The available data consisted of F0, F1, and F4 liver biopsies on patients seen at the Toronto Liver Clinic, with associated laboratory and clinical parameters. A +/- 90 day interval was used to link blood tests to biopsies, and records missing 3 or more parameters were excluded. This data was used to train 6 classification algorithms (Support Vector Machine, Random Forest, Gradient Boosting, Logistic Regression, K-Nearest Neighbours, Artificial Neural Network, and Ensemble) with classification performance measured by sensitivity, specificity, and AUROC.  The machine learning algorithm’s performance was also compared to APRI and FIB4’s performance on the same set of patients.

On a held-out test set consisting of biopsy records from 2012 to 2014, the ensemble algorithm achieved the best overall performance with sensitivity 97.2%, specificity 54.90%, and AUROC 0.859, while only being indeterminate for 17.9% of patients. It outperformed both APRI, whose sensitivity was 93.3% but was indeterminate on 49.0% of patients, and FIB4, whose sensitivity was 69.8% but was indeterminate for 31.1% of patients.
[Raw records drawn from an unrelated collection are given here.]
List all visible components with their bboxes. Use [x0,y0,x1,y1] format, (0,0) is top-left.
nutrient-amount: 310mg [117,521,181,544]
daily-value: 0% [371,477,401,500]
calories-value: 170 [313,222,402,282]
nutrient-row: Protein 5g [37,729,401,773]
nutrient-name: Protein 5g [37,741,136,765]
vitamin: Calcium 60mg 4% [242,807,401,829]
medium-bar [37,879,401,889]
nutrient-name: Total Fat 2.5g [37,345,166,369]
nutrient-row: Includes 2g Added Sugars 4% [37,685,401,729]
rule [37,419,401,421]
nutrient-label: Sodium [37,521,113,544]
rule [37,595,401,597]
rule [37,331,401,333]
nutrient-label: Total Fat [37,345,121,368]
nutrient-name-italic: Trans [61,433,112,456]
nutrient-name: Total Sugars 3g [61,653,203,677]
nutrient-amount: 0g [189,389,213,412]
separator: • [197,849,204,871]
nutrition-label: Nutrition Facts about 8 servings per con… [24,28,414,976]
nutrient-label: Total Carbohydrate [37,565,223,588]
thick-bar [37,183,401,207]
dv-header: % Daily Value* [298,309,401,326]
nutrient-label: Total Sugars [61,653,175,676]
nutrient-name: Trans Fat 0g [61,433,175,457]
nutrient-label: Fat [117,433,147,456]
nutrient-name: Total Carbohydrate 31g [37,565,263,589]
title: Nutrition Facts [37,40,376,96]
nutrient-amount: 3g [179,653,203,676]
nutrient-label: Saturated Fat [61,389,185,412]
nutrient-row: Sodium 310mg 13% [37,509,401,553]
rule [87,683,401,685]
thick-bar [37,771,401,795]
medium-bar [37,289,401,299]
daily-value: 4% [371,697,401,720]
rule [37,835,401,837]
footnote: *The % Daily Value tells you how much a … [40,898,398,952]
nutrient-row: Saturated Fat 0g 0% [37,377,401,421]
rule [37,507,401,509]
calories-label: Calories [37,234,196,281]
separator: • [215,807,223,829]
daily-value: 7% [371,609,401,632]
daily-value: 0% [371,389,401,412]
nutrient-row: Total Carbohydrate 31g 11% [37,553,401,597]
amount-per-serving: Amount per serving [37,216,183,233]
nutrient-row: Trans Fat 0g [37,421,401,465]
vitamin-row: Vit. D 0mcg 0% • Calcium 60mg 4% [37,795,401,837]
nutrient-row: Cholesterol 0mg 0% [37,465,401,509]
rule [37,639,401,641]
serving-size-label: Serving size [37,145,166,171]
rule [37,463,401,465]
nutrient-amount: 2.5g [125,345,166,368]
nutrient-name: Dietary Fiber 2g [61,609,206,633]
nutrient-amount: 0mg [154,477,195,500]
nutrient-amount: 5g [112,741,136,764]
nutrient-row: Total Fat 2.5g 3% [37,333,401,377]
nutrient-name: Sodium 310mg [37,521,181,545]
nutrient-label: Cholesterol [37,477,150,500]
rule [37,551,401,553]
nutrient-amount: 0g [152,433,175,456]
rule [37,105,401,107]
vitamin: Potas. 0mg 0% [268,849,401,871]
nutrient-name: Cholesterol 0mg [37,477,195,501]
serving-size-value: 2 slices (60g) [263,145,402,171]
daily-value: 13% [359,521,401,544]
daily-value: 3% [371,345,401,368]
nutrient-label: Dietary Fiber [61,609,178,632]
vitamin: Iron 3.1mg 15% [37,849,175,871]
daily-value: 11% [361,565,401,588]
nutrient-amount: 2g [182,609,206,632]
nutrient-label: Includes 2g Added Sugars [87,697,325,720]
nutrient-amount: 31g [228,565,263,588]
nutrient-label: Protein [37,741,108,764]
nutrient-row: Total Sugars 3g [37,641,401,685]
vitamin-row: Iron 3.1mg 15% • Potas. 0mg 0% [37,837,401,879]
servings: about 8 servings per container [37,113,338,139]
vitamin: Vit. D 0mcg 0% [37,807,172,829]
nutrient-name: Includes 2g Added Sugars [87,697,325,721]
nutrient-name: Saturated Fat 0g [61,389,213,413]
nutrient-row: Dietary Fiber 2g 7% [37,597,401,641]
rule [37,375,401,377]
On another test set of 50 patients of varying etiologies, the ensemble algorithm had a significantly higher sensitivity than a panel of 5 experts (92.3% vs. 40% respectively)

These results suggest that machine learning algorithms significantly outperform existing methods for detecting cirrhosis from commonly available blood test data, and could be a viable method for screening the general population.